她成亲两年后,拓跋赫也娶了一个大夏贵女,登基为帝。
见沈卿月半天没有动筷,垂着眼睛,似乎在想什么。陆明宵放下匕首,问她:“味道如何?”
沈卿月回神,微微一笑:“极好。”
“那多吃点。”
秋霜在一旁瞧着两人神色,沈卿月和陆明宵言行并不亲昵,隐约还带着淡淡的客气疏离。元铮嘱咐她盯着沈卿月,尽量不让沈卿月陆明宵单独相处,是不是有点多此一举?陆大人可是侯爷的好友,侯爷还要如此提防?
秋霜觉得陆明宵是个正人君子,至少外表看起来是。
陆明宵看着沈卿月,敛去脸上笑意,道:“十八年前雁州之战,盛老将军偷袭敌军粮仓,却遭遇埋伏。

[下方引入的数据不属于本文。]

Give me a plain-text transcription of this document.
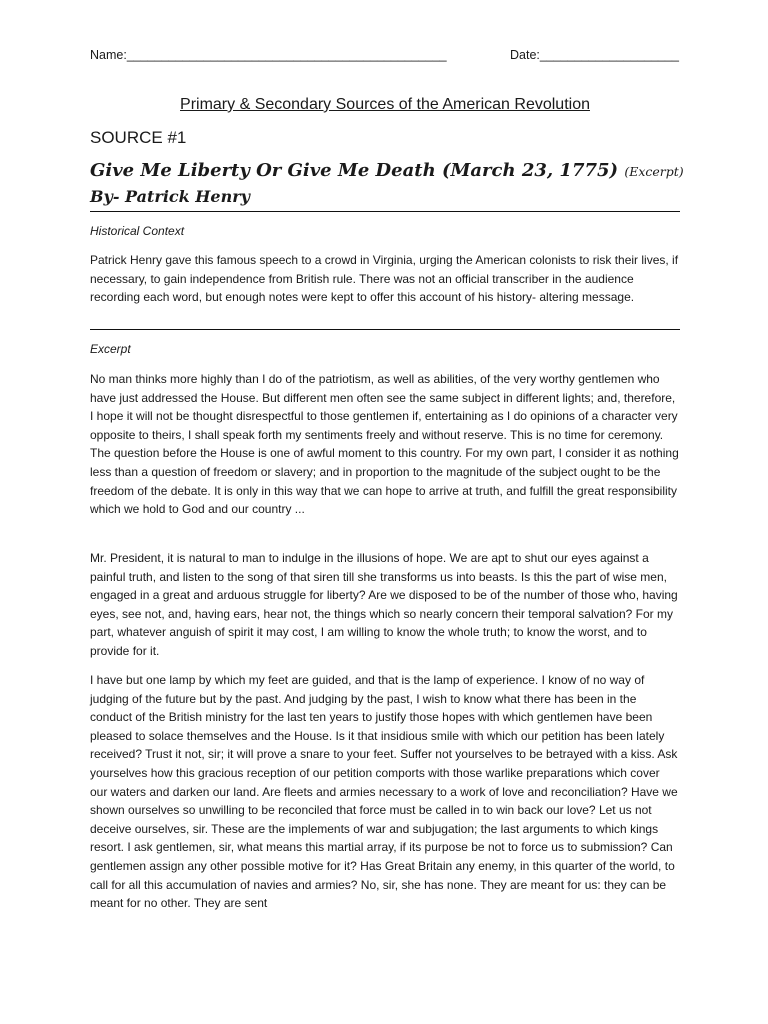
Name:______________________________________________	Date:____________________
Primary & Secondary Sources of the American Revolution
SOURCE #1
Give Me Liberty Or Give Me Death (March 23, 1775) (Excerpt)
By- Patrick Henry
Historical Context

Patrick Henry gave this famous speech to a crowd in Virginia, urging the American colonists to risk their lives, if necessary, to gain independence from British rule. There was not an official transcriber in the audience recording each word, but enough notes were kept to offer this account of his history- altering message.

Excerpt

No man thinks more highly than I do of the patriotism, as well as abilities, of the very worthy gentlemen who have just addressed the House. But different men often see the same subject in different lights; and, therefore, I hope it will not be thought disrespectful to those gentlemen if, entertaining as I do opinions of a character very opposite to theirs, I shall speak forth my sentiments freely and without reserve. This is no time for ceremony. The question before the House is one of awful moment to this country. For my own part, I consider it as nothing less than a question of freedom or slavery; and in proportion to the magnitude of the subject ought to be the freedom of the debate. It is only in this way that we can hope to arrive at truth, and fulfill the great responsibility which we hold to God and our country ...

Mr. President, it is natural to man to indulge in the illusions of hope. We are apt to shut our eyes against a painful truth, and listen to the song of that siren till she transforms us into beasts. Is this the part of wise men, engaged in a great and arduous struggle for liberty? Are we disposed to be of the number of those who, having eyes, see not, and, having ears, hear not, the things which so nearly concern their temporal salvation? For my part, whatever anguish of spirit it may cost, I am willing to know the whole truth; to know the worst, and to provide for it.

I have but one lamp by which my feet are guided, and that is the lamp of experience. I know of no way of judging of the future but by the past. And judging by the past, I wish to know what there has been in the conduct of the British ministry for the last ten years to justify those hopes with which gentlemen have been pleased to solace themselves and the House. Is it that insidious smile with which our petition has been lately received? Trust it not, sir; it will prove a snare to your feet. Suffer not yourselves to be betrayed with a kiss. Ask yourselves how this gracious reception of our petition comports with those warlike preparations which cover our waters and darken our land. Are fleets and armies necessary to a work of love and reconciliation? Have we shown ourselves so unwilling to be reconciled that force must be called in to win back our love? Let us not deceive ourselves, sir. These are the implements of war and subjugation; the last arguments to which kings resort. I ask gentlemen, sir, what means this martial array, if its purpose be not to force us to submission? Can gentlemen assign any other possible motive for it? Has Great Britain any enemy, in this quarter of the world, to call for all this accumulation of navies and armies? No, sir, she has none. They are meant for us: they can be meant for no other. They are sent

当年雁州之战,惨死的将士百姓,至今难以瞑目。”
沈卿月抬眸,目光微微闪烁,接道:“家母亦曾说过,盛老将军用兵如神,常以少胜多,怎会遭遇埋伏?当年雁州城门本被盛老将军守得如铜墙铁壁,大夏久攻不破,大夏军又怎会突然杀进城内?”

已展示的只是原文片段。